Ce que dit cette étude très intéressante c'est une véritable souffrance des femmes au travail, c'est très difficile d'être confrontée en permanence à cette forme de suspicion qui pèse sur vous, d'être accusée de n'être pas suffisamment investie parce que vous devez aller chercher vos enfants à l'école, par exemple. Cela nous donne comme exigence absolue de faire évoluer les entreprises vers une meilleure articulation des temps personnel et professionnel. Tant que le congé parental sera aussi mal réparti, on observera un "effet réputation" : un responsable des ressources humaines jaugera une femme en fonction de la probabilité qu'elle ait un enfant et s'absente pour cela. Donc l'embauchera moins pour compenser par anticipation un éventuel congé parental. A partir de notre réforme, cet "effet réputation" sera réparti entre les hommes et les femmes. Ce qui a pour conséquence qu'il ne discriminera plus une partie de la population. Par ailleurs, parmi les femmes qui travaillent, une catégorie de femmes est particulièrement maltraitée car non protégée juridiquement : ce sont les collaboratrices libérales. Nous introduisons dans la loi les mêmes protections que pour les salariées : elles auront ainsi accès à la protection de 8 semaines pendant lesquelles on ne peut pas mettre fin à leur contrat, ce qui n'était pas le cas avant.

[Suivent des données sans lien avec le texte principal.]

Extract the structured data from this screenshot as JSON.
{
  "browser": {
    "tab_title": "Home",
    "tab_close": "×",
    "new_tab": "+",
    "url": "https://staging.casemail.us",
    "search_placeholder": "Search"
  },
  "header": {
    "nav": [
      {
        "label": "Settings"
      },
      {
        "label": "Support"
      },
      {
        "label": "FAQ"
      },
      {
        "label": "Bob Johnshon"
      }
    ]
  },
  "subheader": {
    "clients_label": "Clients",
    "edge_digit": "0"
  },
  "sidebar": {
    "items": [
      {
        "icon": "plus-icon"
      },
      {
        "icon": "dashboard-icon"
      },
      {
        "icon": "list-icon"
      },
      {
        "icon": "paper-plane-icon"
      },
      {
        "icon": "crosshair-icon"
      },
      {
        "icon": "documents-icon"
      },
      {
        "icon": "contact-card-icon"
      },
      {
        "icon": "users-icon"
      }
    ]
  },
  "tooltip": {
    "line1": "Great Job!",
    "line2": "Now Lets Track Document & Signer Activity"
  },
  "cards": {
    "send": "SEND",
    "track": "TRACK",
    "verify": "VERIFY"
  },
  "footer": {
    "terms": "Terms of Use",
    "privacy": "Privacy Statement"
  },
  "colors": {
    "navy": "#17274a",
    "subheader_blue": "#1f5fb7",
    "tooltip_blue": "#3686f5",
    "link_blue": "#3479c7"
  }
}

Dans le cas où le père ne peut prendre les 6 mois de congé parental, comment cela se passe-t-il ? Trouver un mode de garde pour 6 mois est compliqué.
Nous y avons pensé : pour la première génération de françaises et de français qui va être amenée à appliquer la réforme, cela va induire parfois des complications car cela bouleverse un système. Notamment dans les cas où le père ne pourra pas s'absenter 6 mois. Pour ne pas pénaliser ces familles, nous inscrivons la possibilité d'un accès privilégié à des places en crèche, contre une attestation expliquant la situation notamment économique de la famille.

Comment voir que les pères ne peuvent pas s'arrêter ? Ne craignez-vous pas les "fausses attestations" pour une place en crèche de 6 mois ?
Nous créons une incitation, pas une obligation. Ce type de contournement peut exister bien sûr, mais nous aurons au moins rempli un de nos objectifs : réduire l'éloignement des femmes du marché du travail, à défaut de remplir le deuxième qui est d'impliquer les pères dans l'éducation des enfants. Notre ambition reste de combiner les deux. Notre réforme apporte aussi des éléments nouveaux sur ce qui se passe à la fin du congé parental pour les femmes. A leur retour en entreprise, il y aura un entretien avec le responsable des ressources humaines qui permettra de faire le point sur les souhaits de la salariée et de lui retrouver soit le même poste, soit un poste équivalent. Elle profitera également d'une partie des augmentations moyennes qui ont lieu pendant son absence au sein de l'entreprise.

Quant aux femmes qui n'étaient pas en entreprise avant leur congé parental, elles sont particulièrement vulnérables et précarisées car à l'issue de celui-ci, elles ont un mal fou à revenir sur le marché du travail. Nous inscrivons donc dans la loi un droit à l'accompagnement par Pôle Emploi à la fin du congé pour ces personnes. Avec des incidences concrètes comme l'ouverture d'un droit à formation, le fait d'être contactée systématiquement par Pôle Emploi quelques mois avant la fin du congé parental pour un bilan de compétences... Il s'agit d'anticiper le retour sur le marché du travail. Pour enrichir cet accompagnement, on travaille en collaboration avec les régions pour que, par exemple, durant les périodes de formation, offertes, des solutions ponctuelles de garde d'enfants soient trouvées.